Deux grandes sortes de normes sont proposées :
- Des tests statistiques. C'est le minimum, car même en passant un test, rien ne prouve l'imprédictibilité, par exemple π passera très bien tous ces tests, et c'est bien le contraire d'une chose imprédictible.
- Exhiber le fonctionnement afin que chacun puisse juger la source d'entropie, en particulier les laboratoires d'analyses, et montrer que l'on a mis en place les mécanismes d'auto-contrôle recommandés afin que le TRNG s'arrête en cas d'anomalie.
Les standards ou normes
Les documents généralement pénibles à lire, forcément vu le sujet.
Important : ce qui est écrit ici n'est peut-être plus à jour au moment où vous le lisez. Ce sera de toutes manières de votre faute si vous ne vous référez pas aux dernières éditions des standards, alors faite votre homework, retournez aux sources, puis oubliez ce qui est écrit ici. Ce n'est qu'une misérable introduction aux problèmes auxquels vous allez vous confronter.
NIST
NIST FIPS 140-1, 140-2 & 140-3
- Les standards utilisés principalement pour les TRNG dans les applications hors carte à puce.
- Ils s'intéressent surtout à ce qui sort du TRNG: ce sont principalement des tests statistiques, mais bon, les choses évoluent, la 140-3 va remplacer les précédentes.
NIST SP800-90
Trois sections :
- SP800-90A Pseudo-aléatoire / déterministe)
- SP800-90B Source d'entropie
- SP800-90C Combinaison des deux
Comble essentiellement le manque des normes FIPS précédentes.
Liens utiles :
- NIST Computer Security Resource Center https://csrc.nist.gov/
- NIST Cryptographic Module Validation Program FIPS 140-1, 2 & 3
- SP800-140 series supporting FIPS 140-3
- NIST Random Bit Generation RBG
- NIST SP800-22Download Documentation and Software
BSI AIS31
Le protocole AIS31 est défini par le BSI ("Bundesamt für Sicherheit in der Informationstechnik") et recommandé par l'ANSSI française ("Agence Nationale de la Sécurité des Systèmes d'Information").

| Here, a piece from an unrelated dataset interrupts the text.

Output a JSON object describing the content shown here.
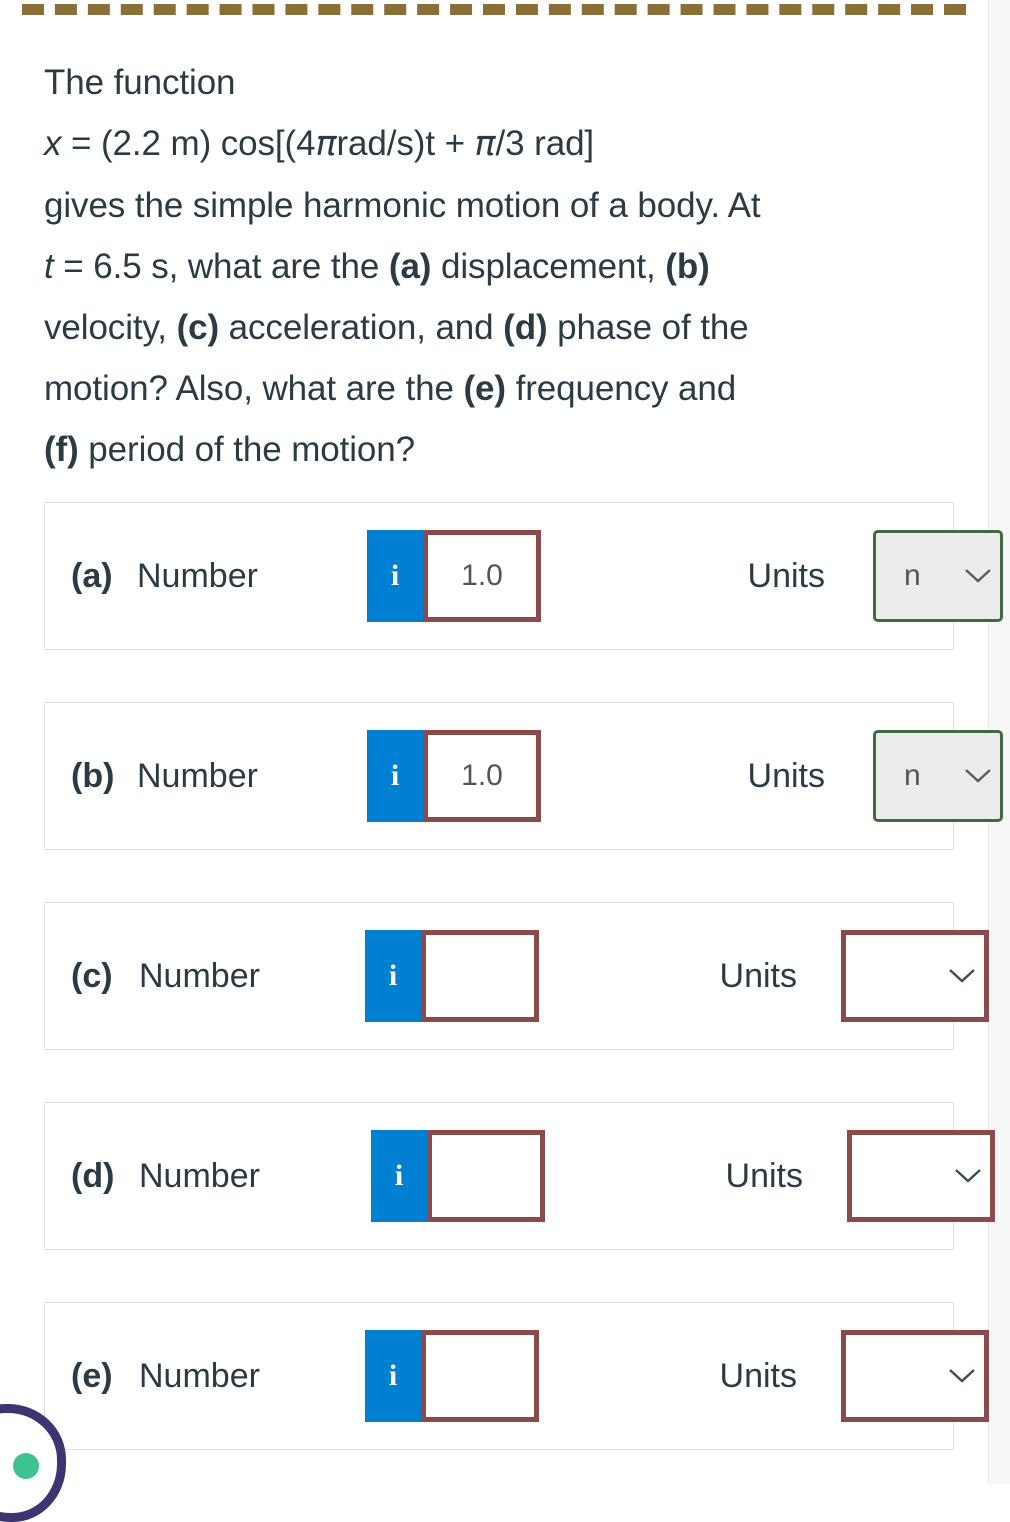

BSI AIS20/S31 ou plus simplement AIS-31
- Une norme très exigeante, souvent indiquée en référence pour les cartes à puce (Smartcards) et les Critères Communs.
- Deux classes sont définies :
- La classe P1 qui s'intéresse essentiellement à la sortie du TRNG, donc les tests statistiques
- La classe P2 ajoute des exigences afin de garantir un haut niveau d'entropie par le biais d'un modèle mathématique (stochastique).
- Cette histoire de modèle et de son utilisation pour faire de l'auto-contrôle est très délicate à gérer. Autrement dit, "ce n'est pas de la tarte".
Liens utiles :
- BSI homepage https://www.bsi.bund.de/
- BSI Random Number Generators
- (AIS 31 Version 2.0 18 September 2011) Functionality classes for random number generators (et voir les drafts sur la page précédente)
ANSSI
L'ANSSI suit essentiellement l'AIS31.
Liens utiles :
Les tests statistiques
C'était le plus simple à proposer, et bien le minimum. Je le sais, la première fois que j'ai proposé un RNG, en 2003, je me suis pelé la génération de 2 gigas de données (à l'époque, c'était quasiment la taille d'un disque dur) puis j'ai passé les tests pendant des heures qui n'ont rien donnés : on m'a dit alors que c'était bien 😊 car il ne faut pas trouver de répétitions ou d'écart statistique.
FIPS140-1 and FIPS140-2
- 4 tests (Monobit, Poker, Runs, Long runs) appliqués sur 20 000 bits
- Attention aux seuils, différents pour FIPS 140-1 et FIPS 140-2
- et les standards évoluent, des tests disparaissent, alors... vérifiez.
NIST 800-22
- 15 tests statistiques avec une stratégie indiquée
- requièrent à peu près 1 giga de données aléatoires
DIEHARD
- 15 tests statistiques similaires aux tests du NIST
- 80 millions de bits requis
AIS31
Neuf tests statistiques proposés, très clairement définis :
- T0 - Disjointness test (216 48-bit random blocks must be different), rejection probability for an ideal random source : 10-17
- T1 - T4 - Four tests from FIPS140-1 (not from FIPS140-2 !) with rejection probability limit 10-6
- T5 - Autocorrelation test. Tests applied on the raw binary signal in class PTG.2 and PTG.3 (some weaknesses are tolerable)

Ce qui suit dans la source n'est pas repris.